ABOUT 380 million US dollars was invested in fighting Human Immune Virus (HIV) in Nigeria this year.
The Deputy Chief Mission, Embassy of the United States of America in Abuja, Kathleen FitzGibbon, revealed this on Monday at the occasion marking the 2019 World Aids Day and the formal launch of ART Surge in Lafia, the Nasarawa State capital.
According to her, “US has in this year invested $380 million in Nigeria to fight HIV; we’ve done so to get additional funds because of the partnership we have with both the state and the Federal Government of Nigeria.”
FitzGibbon said they are impressed with Nasarawa State to be among the top three states in Nigeria with high treatment coverage which portrays the state close to HIV epidemic control, as such the official launching of ART Surge for consortium control by 30th September 2020.

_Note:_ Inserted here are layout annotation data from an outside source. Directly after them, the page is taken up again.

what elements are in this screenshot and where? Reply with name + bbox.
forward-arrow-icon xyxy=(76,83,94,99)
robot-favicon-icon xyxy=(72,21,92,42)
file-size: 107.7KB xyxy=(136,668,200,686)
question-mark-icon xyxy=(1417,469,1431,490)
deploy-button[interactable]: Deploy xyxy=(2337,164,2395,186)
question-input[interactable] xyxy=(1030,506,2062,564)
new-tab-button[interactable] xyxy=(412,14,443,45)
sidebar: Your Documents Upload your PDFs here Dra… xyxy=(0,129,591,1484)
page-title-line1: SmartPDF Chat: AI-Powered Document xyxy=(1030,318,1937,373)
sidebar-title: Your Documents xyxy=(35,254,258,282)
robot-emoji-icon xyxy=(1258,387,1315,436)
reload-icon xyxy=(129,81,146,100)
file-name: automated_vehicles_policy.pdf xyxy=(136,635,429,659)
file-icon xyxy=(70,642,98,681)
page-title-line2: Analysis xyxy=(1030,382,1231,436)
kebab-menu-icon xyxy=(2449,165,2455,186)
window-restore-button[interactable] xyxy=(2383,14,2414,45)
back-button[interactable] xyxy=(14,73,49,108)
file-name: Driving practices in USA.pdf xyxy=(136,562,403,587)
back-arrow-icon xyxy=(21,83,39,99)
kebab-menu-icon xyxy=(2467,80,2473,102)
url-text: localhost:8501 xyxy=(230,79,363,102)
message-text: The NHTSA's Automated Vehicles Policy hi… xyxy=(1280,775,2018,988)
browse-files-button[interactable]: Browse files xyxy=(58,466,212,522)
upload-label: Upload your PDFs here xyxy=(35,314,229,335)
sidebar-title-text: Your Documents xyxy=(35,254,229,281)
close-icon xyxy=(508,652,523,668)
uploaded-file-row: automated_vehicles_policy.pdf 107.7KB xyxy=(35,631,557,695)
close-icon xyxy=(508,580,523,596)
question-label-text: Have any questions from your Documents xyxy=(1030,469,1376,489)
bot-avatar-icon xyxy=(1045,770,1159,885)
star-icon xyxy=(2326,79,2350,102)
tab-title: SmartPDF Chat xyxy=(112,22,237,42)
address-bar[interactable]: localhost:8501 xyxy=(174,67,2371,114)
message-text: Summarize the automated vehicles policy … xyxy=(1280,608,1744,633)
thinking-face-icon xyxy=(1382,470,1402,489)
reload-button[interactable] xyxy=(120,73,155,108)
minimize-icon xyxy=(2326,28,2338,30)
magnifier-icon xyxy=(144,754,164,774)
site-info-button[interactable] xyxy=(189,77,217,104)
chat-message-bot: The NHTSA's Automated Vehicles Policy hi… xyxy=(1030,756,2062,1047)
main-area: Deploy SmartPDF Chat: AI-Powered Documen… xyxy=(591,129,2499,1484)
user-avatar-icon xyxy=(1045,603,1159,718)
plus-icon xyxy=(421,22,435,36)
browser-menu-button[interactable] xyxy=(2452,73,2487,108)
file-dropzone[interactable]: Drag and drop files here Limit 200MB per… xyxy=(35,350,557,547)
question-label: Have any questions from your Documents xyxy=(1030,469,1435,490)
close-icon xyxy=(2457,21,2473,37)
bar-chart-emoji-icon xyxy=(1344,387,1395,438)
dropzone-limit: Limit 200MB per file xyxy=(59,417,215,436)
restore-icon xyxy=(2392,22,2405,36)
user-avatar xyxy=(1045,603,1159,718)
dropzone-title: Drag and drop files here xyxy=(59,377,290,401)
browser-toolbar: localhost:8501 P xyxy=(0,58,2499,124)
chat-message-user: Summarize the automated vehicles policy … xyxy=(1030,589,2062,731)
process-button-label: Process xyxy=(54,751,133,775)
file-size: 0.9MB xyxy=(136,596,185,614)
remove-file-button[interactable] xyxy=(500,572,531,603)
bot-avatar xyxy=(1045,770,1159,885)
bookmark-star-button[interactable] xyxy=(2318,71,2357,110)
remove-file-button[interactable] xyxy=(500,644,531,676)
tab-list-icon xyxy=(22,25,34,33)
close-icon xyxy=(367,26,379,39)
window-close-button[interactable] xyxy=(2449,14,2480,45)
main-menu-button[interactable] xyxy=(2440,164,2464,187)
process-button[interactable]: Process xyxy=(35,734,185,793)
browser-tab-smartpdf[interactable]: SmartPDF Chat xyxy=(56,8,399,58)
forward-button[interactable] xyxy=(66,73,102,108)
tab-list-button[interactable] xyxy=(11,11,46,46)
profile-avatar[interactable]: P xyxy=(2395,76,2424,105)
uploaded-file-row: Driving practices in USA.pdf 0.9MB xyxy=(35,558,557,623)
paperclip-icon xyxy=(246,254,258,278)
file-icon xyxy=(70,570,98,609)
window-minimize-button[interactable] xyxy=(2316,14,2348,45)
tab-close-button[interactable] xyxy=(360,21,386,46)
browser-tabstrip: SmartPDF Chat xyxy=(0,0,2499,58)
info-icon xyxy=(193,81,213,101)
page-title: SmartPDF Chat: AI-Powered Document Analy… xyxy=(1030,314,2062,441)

“Currently, there are about 58 per cent HIV infected persons in Nasarawa State, out of which about 40,000 are currently on treatment.
“The state population viral land suppression stands at approximately about 71 per cent which is among the best in Nigeria and it’s hard to get such percentage even in developed nations, Nasarawa State is among the leading HIV control parameters in the north and among the best in Nigeria,” she explained.
She, however, called on government and stakeholders to support other free integrated health services, which include free blood sugar tests, hepatitis B and C tests and body mass index estimation to have a save society.
While speaking at the event, Governor Abdulahi Sule who was represented by his deputy, Emmanuel Akabe, thanked the US government and other development partners for the effort put in combating the virus to the present stage.
He assured government’s commitment to work with all relevant stakeholders to better the healthcare services of the people, calling state ministry of health and other agencies to identify untreated persons in the state in order to meet with September 2020 dateline.
On her part, the Nasrawa State Aids Control Agency (NASACA) Coordinator, Dr Ruth Bello, said the event was meant to commemorate those who have died, show solidarity on those infected as well as to create awareness on the epidemic.
The 2019 World AIDS Day which was tagged “communities make the difference,” had brought thousands of infected persons who gave their testimonies on how they have survived to date with the virus, urged people of the state to always go for test to ascertain their status and commence treatment accordingly.